# Sampling variation and sampling distributions

## Learning outcomes

On watching this video, students should be able to:

1. Describe the abstract idea of a sampling distribution and how it reflects the sample to sample variability of a sample statistic or point estimate.
2. Identify the standard error as the standard deviation of the sampling distribution and explain how it is a measure of the precision of a point estimate or sampling variability.
3. Distinguish between the uses of the standard deviation and uses of the standard error.
4. Infer that although the sampling distribution is a theoretical construct that we never empirically observe, we can estimate the precision of a point estimate using the standard error which is estimated from a single solitary sample.
5. Confirm that larger samples will contain less sampling variation and thus offer a more precise point estimate, and that larger samples are more likely to be closer to the true population value (assuming there is no systematic bias).

A thought experiment about sampling distributions:

• Imagine you take a random sample of individuals from a target population, measure something and then calculate a sample statistic, the “mean” let’s say. You calculate the mean in the sample because what you really want to know is the mean in the population, and the sample mean is a point estimate of this population parameter.

• Imagine you take another independent random sample and calculate another mean, it is highly likely it would be different to the first mean because it is a different sample - the sample was selected completely independently of the first sample, and individuals were selected by a random process.

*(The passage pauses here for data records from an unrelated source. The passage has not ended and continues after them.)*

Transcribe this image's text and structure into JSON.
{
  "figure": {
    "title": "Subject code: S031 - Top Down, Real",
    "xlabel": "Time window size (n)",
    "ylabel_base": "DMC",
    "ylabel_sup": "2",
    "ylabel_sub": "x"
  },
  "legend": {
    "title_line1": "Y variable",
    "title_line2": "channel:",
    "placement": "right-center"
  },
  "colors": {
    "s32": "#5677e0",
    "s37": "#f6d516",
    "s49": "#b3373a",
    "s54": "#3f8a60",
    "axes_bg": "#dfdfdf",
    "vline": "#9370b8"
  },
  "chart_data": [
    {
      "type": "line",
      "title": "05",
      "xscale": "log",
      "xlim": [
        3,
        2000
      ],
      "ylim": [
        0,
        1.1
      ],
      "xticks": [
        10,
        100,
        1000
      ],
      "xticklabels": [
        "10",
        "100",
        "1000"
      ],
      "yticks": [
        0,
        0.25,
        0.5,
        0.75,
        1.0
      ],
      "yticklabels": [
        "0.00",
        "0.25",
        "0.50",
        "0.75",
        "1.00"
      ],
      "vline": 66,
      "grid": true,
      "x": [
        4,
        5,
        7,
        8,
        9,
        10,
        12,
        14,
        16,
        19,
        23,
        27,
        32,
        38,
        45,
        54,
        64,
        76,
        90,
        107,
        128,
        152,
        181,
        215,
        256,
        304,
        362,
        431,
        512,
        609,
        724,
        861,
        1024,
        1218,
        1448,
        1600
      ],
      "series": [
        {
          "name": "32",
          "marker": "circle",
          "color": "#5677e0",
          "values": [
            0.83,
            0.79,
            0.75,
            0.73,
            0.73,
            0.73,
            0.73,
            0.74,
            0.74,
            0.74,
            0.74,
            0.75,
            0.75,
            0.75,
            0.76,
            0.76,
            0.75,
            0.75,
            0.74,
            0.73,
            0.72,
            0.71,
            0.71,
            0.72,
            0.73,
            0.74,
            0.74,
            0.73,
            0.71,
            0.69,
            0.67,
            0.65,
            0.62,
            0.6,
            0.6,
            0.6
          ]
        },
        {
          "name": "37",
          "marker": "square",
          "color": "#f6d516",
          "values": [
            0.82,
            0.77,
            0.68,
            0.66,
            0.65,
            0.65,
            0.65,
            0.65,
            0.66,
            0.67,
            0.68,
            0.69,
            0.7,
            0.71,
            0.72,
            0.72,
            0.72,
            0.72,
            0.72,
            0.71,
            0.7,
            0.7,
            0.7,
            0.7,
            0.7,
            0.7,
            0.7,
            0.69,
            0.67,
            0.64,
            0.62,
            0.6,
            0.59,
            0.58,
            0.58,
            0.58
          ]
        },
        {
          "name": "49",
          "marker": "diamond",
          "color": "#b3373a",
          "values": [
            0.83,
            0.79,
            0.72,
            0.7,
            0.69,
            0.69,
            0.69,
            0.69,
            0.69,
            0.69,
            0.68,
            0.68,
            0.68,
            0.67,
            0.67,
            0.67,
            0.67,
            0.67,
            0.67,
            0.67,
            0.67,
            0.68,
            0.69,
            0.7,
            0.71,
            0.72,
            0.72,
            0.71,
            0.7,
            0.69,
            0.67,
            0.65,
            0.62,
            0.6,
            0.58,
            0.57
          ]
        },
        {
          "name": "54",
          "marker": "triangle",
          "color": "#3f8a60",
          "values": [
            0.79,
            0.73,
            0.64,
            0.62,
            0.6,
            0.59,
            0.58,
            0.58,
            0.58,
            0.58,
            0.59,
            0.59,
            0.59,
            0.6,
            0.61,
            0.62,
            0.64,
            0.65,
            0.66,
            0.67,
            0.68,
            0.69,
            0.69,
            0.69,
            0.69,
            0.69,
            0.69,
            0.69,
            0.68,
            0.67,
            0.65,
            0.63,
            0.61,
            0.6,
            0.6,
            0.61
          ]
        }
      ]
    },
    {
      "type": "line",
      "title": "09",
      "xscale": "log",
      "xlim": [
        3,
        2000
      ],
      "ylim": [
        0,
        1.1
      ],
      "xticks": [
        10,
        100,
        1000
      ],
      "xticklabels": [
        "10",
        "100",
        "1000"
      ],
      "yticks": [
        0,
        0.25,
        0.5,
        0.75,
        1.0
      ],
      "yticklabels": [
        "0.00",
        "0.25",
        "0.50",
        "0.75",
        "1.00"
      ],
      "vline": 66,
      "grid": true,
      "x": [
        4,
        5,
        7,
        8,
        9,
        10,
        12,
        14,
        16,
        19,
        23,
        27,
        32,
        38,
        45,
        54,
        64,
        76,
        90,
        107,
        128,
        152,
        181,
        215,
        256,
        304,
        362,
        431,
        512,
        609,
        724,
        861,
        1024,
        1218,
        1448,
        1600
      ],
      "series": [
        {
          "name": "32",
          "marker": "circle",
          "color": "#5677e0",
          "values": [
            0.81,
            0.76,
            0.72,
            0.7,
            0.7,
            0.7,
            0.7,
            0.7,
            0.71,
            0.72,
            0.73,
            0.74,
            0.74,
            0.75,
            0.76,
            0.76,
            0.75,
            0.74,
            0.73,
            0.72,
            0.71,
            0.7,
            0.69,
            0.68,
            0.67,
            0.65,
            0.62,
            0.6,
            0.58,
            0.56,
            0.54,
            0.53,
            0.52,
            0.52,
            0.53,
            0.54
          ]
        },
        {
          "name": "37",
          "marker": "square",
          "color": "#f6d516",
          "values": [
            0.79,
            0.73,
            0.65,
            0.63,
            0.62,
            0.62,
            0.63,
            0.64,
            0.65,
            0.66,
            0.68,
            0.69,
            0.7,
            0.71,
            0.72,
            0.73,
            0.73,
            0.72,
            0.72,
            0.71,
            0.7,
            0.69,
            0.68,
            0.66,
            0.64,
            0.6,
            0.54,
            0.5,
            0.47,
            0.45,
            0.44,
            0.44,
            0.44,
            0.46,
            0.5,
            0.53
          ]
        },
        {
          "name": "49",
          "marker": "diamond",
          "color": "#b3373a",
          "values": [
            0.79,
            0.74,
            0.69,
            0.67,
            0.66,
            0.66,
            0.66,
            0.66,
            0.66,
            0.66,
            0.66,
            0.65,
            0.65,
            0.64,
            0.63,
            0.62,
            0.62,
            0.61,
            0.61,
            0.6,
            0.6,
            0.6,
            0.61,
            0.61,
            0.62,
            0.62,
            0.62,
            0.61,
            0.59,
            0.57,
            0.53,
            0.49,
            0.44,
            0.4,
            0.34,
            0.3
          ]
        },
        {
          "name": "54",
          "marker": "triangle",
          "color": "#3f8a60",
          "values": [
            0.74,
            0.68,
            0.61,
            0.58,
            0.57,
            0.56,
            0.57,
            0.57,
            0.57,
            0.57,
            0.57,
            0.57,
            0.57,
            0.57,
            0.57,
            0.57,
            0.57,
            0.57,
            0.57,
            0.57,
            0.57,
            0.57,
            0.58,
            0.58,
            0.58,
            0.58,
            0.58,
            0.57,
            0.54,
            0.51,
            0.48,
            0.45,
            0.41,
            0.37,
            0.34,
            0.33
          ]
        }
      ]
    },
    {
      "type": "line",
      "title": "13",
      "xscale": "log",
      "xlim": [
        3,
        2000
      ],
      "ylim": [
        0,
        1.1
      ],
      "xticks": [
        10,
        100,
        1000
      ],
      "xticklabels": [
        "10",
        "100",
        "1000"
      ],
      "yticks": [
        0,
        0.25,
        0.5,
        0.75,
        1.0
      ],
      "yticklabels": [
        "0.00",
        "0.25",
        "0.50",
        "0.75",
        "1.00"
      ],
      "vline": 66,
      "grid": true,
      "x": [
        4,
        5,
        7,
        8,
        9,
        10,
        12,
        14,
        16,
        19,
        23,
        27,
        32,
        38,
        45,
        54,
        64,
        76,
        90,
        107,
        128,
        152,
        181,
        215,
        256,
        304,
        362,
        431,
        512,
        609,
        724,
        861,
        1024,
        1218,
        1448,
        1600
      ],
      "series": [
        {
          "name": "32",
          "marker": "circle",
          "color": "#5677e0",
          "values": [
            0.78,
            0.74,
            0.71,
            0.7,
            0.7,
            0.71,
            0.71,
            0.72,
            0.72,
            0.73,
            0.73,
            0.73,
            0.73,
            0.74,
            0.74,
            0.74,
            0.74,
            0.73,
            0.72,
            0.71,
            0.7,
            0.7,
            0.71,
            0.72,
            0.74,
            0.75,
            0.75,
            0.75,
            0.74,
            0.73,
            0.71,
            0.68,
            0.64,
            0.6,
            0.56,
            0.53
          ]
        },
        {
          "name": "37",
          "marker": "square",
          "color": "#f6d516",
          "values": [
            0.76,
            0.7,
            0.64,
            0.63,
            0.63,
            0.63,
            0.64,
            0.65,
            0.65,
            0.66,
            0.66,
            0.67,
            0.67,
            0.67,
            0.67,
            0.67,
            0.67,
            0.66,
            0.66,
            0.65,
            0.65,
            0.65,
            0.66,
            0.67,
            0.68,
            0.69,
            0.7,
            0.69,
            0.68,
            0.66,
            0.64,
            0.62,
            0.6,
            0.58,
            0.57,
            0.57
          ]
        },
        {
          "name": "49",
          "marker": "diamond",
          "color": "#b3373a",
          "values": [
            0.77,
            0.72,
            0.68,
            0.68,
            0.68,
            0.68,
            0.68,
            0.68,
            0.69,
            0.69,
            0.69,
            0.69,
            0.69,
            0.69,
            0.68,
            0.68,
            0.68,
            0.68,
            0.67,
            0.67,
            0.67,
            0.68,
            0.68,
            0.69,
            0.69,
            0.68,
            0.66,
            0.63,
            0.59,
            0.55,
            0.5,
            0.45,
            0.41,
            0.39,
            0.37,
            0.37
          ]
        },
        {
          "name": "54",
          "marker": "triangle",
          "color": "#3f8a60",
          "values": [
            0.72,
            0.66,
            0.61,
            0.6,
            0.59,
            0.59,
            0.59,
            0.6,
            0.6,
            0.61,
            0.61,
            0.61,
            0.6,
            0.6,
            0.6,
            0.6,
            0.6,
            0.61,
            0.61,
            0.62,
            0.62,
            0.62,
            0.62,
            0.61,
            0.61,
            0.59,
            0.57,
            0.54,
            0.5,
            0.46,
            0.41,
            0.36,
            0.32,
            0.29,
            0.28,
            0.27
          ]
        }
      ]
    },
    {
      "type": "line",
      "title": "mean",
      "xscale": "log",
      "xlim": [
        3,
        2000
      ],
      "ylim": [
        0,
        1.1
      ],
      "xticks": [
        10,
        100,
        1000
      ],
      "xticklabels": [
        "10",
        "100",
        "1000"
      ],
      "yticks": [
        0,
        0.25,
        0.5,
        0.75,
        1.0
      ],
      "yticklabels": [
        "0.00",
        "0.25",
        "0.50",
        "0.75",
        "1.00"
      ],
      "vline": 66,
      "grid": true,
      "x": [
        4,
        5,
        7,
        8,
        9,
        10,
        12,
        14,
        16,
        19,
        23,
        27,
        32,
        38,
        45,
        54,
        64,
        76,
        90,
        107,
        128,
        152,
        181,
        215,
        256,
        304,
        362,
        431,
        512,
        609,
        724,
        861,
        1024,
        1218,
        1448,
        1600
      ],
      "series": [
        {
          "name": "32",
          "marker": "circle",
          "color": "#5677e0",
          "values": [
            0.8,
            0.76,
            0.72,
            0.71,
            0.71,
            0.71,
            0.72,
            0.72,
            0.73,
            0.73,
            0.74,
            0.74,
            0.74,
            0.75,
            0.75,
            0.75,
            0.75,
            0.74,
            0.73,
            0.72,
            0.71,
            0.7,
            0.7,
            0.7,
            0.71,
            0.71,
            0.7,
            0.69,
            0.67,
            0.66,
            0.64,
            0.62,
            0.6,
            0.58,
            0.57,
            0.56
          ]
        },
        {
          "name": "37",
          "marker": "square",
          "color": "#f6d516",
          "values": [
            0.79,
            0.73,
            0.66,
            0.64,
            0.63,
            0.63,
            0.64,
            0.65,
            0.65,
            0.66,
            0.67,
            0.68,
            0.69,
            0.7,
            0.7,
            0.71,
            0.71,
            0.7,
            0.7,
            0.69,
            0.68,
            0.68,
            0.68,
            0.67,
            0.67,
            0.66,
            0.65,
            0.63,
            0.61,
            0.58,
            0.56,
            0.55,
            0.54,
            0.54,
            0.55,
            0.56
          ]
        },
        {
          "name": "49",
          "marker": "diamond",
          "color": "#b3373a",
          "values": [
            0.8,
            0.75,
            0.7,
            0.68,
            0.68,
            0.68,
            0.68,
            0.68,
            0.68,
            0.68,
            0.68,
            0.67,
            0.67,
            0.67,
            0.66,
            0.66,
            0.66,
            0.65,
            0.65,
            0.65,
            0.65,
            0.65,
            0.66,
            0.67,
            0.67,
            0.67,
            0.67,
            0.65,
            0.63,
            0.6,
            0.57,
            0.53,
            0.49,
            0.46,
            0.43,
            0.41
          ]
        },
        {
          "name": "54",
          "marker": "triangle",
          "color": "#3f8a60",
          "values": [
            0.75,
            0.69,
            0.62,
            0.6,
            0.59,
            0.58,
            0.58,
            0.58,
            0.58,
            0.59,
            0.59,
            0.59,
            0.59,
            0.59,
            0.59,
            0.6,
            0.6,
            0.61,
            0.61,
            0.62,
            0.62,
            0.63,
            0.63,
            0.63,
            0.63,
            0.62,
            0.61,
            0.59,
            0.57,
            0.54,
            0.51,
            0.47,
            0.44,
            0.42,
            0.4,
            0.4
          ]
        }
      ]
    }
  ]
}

• Imagine you keep doing this over and over again, each time calculating a mean and recording its value. The sample means would vary from sample to sample and you could plot their distribution with a histogram. We call this distribution the sampling distribution. We call it sampl-ing because it is the distribution from “sampl-ing” lots of times. This is different to the “sample” distribution which is the distribution of the observed data.

• The spread or standard deviation of this sampling distribution would capture the sample-to-sample variability of your estimate of the population mean. It would thus be a measure of the amount of uncertainty in your estimate of the population mean or “sampling variation” or “sampling error”. You can also see it as a measure of precision of the point estimate, in this case the mean.

• You might imagine that means calculated from bigger samples would vary less from sample to sample, and likewise, that means calculated from samples taken from populations with less variation, would vary less from sample to sample. This would mean more precise point estimates.

• We call the standard deviation of the sampl-ing distribution the “standard error” to distinguish it from the standard deviation of the sample distribution. You might find it helpful to remember this by interpreting the word “error” in standard error as reflecting sampling “error”.

• You've had to imagine all this because we almost always do only one experiment or take only one sample, so we never observe the sampling distribution. A sampling distribution is abstract, it describes variability from sample to sample, not across a sample.

Uses of the sampling distribution:

• Since we often want to draw conclusions about something in a population based on only one sample, understanding how our sample statistics vary from sample to sample, as captured by the standard error, is really useful. It allows us to answer questions such as: what is a plausible range of values for the mean in this population given the mean that I have observed in this particular sample? What is the probability of seeing a difference in means between these two treatment groups as big as I have observed just due to chance? Does my study provide any evidence for changing best practice?